In their July 5 brief, the DOJ argued the United States Court of Appeals for the 11th Circuit should also find that Florida lacks the standing to challenge policies that DeSantis and Attorney General Ashley Moody (R) say have led to migrants incorrectly being released from detention.

“In United States v. Texas, the Supreme Court held that two states lacked standing to challenge [the U.S. Department of Homeland Security’s] immigration enforcement policies because they lacked ‘a legally and judicially cognizable’ injury where their alleged injury were costs associated with having more noncitizens in their states. Florida similarly fails to satisfy the ‘bedrock constitutional requirement’ of standing,” according to page 14 of the brief.

Moody previously sought to contrast Florida's bid with the Biden v.
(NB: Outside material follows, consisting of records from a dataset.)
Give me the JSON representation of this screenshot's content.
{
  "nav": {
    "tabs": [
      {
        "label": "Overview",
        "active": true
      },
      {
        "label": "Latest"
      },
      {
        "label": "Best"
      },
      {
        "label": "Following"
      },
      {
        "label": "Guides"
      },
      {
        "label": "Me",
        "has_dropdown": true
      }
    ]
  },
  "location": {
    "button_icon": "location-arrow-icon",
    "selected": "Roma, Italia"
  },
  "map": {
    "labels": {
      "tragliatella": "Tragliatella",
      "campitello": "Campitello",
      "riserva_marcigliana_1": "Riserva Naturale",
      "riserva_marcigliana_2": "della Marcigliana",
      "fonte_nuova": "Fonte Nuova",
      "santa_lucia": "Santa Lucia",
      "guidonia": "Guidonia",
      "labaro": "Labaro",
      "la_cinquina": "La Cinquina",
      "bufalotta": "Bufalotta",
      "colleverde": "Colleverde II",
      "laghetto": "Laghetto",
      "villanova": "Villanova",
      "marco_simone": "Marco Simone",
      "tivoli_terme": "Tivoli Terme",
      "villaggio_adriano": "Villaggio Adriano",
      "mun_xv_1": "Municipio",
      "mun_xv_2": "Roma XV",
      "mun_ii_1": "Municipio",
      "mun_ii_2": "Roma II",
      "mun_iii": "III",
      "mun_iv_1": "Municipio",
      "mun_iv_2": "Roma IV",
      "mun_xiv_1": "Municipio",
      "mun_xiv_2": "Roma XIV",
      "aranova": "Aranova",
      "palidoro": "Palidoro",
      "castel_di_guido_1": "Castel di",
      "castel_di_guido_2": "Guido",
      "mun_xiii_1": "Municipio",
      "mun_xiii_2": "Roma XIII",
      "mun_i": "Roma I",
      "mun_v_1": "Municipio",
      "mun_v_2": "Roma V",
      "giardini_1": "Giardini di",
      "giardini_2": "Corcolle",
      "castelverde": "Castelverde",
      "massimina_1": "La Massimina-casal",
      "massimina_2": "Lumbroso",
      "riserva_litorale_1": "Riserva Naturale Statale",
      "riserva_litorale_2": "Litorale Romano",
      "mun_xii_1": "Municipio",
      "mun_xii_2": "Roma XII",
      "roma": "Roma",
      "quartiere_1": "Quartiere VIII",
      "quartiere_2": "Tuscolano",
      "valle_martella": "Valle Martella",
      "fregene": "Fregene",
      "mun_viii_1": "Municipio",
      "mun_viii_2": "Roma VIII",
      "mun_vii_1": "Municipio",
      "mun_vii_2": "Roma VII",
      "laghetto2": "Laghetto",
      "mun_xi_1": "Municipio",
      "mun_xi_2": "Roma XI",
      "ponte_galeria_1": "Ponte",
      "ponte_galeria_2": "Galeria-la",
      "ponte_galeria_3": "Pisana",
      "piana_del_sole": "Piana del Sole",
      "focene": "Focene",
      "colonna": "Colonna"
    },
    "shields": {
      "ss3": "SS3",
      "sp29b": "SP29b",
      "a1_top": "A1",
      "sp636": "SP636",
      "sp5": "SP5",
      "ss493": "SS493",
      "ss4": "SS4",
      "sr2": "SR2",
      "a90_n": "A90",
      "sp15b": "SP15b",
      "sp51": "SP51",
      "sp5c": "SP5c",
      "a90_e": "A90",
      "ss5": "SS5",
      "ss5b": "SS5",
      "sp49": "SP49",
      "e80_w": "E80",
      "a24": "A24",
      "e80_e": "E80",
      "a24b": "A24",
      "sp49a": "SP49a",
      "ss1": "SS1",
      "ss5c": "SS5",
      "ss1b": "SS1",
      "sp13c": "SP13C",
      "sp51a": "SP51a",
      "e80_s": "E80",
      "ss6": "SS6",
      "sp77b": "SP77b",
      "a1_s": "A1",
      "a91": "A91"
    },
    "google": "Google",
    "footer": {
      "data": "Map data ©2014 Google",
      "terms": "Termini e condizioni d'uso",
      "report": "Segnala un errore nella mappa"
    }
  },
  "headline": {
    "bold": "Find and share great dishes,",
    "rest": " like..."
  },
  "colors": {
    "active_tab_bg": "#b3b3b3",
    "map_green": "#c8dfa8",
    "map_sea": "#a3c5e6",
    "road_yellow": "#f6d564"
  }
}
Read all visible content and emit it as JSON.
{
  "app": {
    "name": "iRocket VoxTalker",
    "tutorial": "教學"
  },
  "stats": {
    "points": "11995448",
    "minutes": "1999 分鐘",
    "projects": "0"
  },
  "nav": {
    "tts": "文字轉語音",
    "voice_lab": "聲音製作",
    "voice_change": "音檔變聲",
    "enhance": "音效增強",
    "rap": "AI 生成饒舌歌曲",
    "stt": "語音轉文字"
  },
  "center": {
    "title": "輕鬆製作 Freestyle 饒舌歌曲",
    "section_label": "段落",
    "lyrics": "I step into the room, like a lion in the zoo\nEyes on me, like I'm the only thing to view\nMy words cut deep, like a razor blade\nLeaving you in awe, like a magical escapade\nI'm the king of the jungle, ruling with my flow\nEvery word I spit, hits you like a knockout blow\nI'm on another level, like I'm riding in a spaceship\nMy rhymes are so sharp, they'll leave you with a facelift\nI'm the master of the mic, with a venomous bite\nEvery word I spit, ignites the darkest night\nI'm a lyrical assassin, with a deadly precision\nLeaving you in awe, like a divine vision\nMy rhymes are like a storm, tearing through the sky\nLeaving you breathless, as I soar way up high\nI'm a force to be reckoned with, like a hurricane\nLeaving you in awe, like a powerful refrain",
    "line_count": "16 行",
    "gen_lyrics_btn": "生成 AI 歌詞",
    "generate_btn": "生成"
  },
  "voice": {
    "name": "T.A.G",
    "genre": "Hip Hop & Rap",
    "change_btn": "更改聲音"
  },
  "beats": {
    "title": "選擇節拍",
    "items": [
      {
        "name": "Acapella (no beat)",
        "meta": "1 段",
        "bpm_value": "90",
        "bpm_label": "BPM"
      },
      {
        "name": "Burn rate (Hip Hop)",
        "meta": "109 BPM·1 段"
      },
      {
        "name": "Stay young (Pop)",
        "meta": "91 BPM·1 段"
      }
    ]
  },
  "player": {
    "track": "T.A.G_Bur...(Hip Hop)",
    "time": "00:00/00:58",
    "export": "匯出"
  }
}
Texas case. She said that the Supreme Court case related to policies for arresting and commencing removal proceedings against migrants who crossed the U.S. border, while Florida's dispute surrounds policies that release people into the country.

“Because the parole policies are not enforcement policies — because they both concern only detention and grant affirmative legal benefits — Florida has a judicially cognizable interest in remedying the sovereign and financial injuries they cause,” Moody's office wrote in a June 26 brief.

The Biden administration appealed to the 11th Circuit in May to challenge two similar rulings by U.S. District Judge Kent Wetherell, an appointee of former President Donald Trump. The rulings, one from March and another in May, held that immigration policies known as “Parole Plus Alternatives to Detention” and “Parole with Conditions” went against federal law.

A Border Patrol agent instructs migrants who had crossed the Rio Grande river into the U.S. in Eagle Pass, Texas, Friday, May 20, 2022.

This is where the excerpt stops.